Dating can often be analogized to employment matching. It's not a prefect analogy, but there is a similar dynamic at play. There tend to be more available workers than jobs, so most employers take a passive (yin) role. They'll post the job opening on a job board and wait for the applications to roll in. But the employers who need the best employees don't do that. They hire headhunters to go out and find the best employees, and approach them to ask if they're interested in a career change. They go to colleges and professional schools to actively find the most promising students. Mark Zuckerberg is out there offering unsolicited 9-figure deals to top AI researchers because he doesn't want the average employee. He wants the best, so he affirmatively seeks them out and makes an offer.
Dating works the same way. Even if your math checked out, by being passive, a women would be able to get a boyfriend or a husband, but it wouldn't be a top quality one. If you want the best partner, you have to be active about it.

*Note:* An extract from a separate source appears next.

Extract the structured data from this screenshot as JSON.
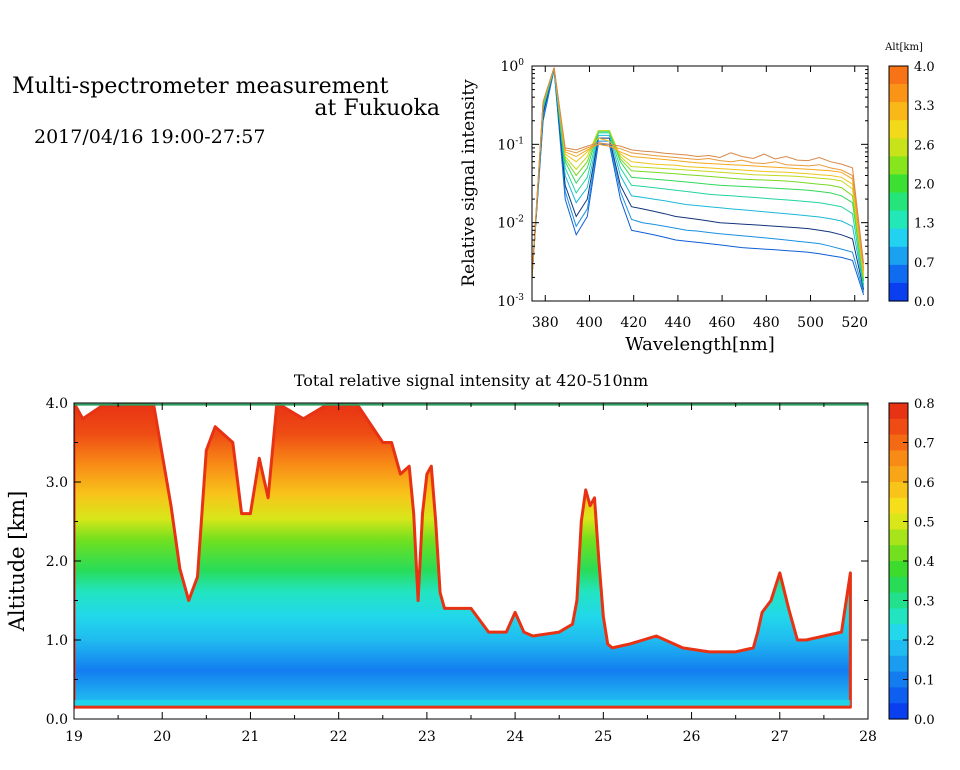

Beyond that, your theory's main flaw is that it uses national data when dating pools tend to be local. If gender roles were actually determined by relative demand, you'd see wildly different roles in different cities. San Francisco is notoriously male-skewed, and New York City is famously female-skewed, at least in the relevant dating market. If your theory checked out, all the statistics you cite would be extra-skewed in SF and flipped in NYC. But that's not what we see. If anything, the gender roles are much more flexible in SF despite a vast oversupply of men.
The much more parsimonious explanation of the existing gender norms is that, on the aggregate, men and women want different things from the dating process. Men tend to want casual dates and novel sexual experiences, while women tend to want serious relationships leading to marriage. On average, men want to increase their body count while women want to keep theirs low. This means that men, as a group, are much less discriminating about who they are willing to date, because to them, the date (especially if sex is on the table) is the goal. That's why you see the dynamics where men are focused on how to "get" a woman and women are more focused on how to "keep" a man. Unless the gender ratio gets extremely skewed, dates with women will always be in higher demand than dates with men.
But that still doesn't mean women should be passive. Men and women are both cowards. Pretty much anyone who has the option to get dates without putting in effort, being vulnerable, or risking rejection will default to that mode. This applies to most women but also to the highest quality men. A man who passively gets lots of attention from women won't feel the need to affirmatively seek out and solicit dates. But unless your tastes are very different from other women, those are exactly the men you want. Of course you can define "high-quality" as including the part where he does the asking, but that's just overindexing on one trait to the exclusion of all others.